In contrast, a 2008 meta-analysis found no significant overall association between the 5-HTTLPR polymorphism and autism. A hypothesized gene–environment interaction between the short/short allele of the 5-HTTLPR and life stress as predictor for major depression has suffered a similar fate: after an influential initial report in 2003 there were mixed results in replication in 2008, and a 2009 meta-analysis was negative. See 5-HTTLPR for more information.

=== rs25532 ===
rs25532 is a SNP (C>T) close to the site of 5-HTTLPR.
It has been examined in connection with obsessive compulsive disorder (OCD).

=== I425V ===
I425V is a rare mutation on the ninth exon.
In 2003, researchers from Japan and the US reported that they had found this genetic variation in unrelated families with OCD, and have found that it leads to faulty transporter function and regulation. A second variant in the same gene of some patients with this mutation suggests a genetic "double hit", resulting in greater biochemical effects and more severe symptoms.

=== VNTR in STin2 ===
Another noncoding polymorphism is a VNTR in the second intron (STin2). In a 2005 study, it was found with three alleles: 9, 10 and 12 repeats.
A meta-analysis has found that the 12 repeat allele of the STin2 VNTR polymorphism had some minor (with odds ratio 1.24), but statistically significant, association with schizophrenia.
A 2008 meta-analysis found no significant overall association between the STin2 VNTR polymorphism and autism.
Furthermore, a 2003 meta-analysis of affective disorders, major depressive disorder and bipolar disorder, found a minor association to the intron 2 VNTR polymorphism, but the results of the meta-analysis were dependent upon a large effect from one individual study.

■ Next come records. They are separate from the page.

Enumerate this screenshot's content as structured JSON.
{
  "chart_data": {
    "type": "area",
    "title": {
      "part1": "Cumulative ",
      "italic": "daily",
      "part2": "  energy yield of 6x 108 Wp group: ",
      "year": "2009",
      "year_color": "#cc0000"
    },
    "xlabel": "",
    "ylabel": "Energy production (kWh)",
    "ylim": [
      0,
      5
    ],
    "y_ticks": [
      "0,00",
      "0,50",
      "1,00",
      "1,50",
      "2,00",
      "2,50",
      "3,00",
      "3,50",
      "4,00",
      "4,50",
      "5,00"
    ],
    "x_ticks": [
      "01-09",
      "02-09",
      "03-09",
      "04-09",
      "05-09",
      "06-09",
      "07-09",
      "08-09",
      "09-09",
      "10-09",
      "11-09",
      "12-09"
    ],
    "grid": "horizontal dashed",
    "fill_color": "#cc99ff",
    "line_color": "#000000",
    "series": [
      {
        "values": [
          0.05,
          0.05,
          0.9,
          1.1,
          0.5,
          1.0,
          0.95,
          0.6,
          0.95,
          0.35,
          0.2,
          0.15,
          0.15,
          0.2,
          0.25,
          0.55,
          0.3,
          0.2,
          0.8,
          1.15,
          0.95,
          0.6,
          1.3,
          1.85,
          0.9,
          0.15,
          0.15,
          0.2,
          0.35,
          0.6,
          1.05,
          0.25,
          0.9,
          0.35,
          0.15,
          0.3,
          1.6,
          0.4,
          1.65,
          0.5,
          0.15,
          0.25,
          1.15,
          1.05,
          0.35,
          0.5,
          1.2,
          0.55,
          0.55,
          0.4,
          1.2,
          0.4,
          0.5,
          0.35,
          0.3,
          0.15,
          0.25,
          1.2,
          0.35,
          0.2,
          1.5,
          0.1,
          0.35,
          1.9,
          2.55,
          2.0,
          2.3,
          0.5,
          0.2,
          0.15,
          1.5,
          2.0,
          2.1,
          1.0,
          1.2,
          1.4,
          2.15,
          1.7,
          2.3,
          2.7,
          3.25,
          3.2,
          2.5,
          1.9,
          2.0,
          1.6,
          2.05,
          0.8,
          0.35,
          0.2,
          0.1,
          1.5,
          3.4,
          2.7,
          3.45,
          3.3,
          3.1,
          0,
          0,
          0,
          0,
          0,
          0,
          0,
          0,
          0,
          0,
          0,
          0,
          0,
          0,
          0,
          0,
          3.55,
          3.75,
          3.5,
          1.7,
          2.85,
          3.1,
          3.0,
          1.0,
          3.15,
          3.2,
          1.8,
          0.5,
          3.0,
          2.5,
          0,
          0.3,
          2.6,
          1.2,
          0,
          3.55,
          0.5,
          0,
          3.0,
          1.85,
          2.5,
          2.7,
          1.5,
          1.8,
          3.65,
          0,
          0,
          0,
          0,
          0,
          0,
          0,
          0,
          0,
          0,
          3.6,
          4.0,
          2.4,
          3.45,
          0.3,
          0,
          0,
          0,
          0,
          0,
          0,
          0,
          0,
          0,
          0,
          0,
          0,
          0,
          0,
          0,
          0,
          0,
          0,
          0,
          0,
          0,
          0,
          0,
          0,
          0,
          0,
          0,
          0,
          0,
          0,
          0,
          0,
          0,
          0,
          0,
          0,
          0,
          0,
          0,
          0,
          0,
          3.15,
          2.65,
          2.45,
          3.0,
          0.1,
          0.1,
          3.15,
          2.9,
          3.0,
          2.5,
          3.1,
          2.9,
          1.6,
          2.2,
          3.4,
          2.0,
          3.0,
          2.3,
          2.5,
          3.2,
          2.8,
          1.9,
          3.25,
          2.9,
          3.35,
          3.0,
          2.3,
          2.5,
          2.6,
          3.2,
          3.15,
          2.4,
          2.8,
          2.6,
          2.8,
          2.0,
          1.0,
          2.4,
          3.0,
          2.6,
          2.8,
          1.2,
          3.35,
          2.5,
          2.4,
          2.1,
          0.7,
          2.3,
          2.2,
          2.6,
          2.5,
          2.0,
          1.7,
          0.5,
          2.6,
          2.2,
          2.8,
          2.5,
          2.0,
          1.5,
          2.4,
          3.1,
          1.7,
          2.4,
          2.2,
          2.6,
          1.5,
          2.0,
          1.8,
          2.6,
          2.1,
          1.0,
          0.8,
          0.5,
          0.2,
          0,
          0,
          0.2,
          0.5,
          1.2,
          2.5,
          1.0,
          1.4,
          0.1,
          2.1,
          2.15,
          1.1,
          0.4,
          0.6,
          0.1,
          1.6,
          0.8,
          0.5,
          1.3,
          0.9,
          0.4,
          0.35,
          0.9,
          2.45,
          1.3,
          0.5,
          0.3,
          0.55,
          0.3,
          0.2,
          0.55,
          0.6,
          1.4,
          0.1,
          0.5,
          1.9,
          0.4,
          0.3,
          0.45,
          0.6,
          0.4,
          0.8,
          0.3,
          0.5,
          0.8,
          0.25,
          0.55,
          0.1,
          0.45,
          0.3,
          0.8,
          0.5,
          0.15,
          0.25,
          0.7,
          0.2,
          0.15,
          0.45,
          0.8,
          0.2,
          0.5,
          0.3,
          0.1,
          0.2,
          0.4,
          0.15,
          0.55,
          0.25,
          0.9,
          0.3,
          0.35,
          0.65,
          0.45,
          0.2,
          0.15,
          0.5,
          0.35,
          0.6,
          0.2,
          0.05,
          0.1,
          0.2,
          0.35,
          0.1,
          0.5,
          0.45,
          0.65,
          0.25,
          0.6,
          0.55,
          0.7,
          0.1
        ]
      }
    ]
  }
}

The polymorphism has also been related to personality traits with a 2008 Russian study finding individuals with the STin2.10 allele having lower neuroticism scores as measured with the Eysenck Personality Inventory.

== Neuroimaging ==
The distribution of the serotonin transporter in the brain may be imaged with positron emission tomography using radioligands called DASB and DAPP; the first such studies on the human brain were reported in 2000. DASB and DAPP are not the only radioligands for the serotonin transporter. There are numerous others, with the most popular probably being the β-CIT radioligand with an iodine-123 isotope that is used for brain scanning with single-photon emission computed tomography (SPECT) according to a 1993 article in the Journal of Neural Transmission. The radioligands were used in 2006 to examine whether variables such as age, gender or genotype are associated with differential serotonin transporter binding. Healthy subjects that have a high score of neuroticism—a personality trait in the Revised NEO Personality Inventory—were found to have more serotonin transporter binding in the thalamus in 2007.

== Neuroimaging and genetics ==
Studies on the serotonin transporter have combined neuroimaging and genetics methods, e.g., a voxel-based morphometry study found less grey matter in perigenual anterior cingulate cortex and amygdala for short allele carriers of the 5-HTTLPR polymorphism compared to subjects with the long/long genotype.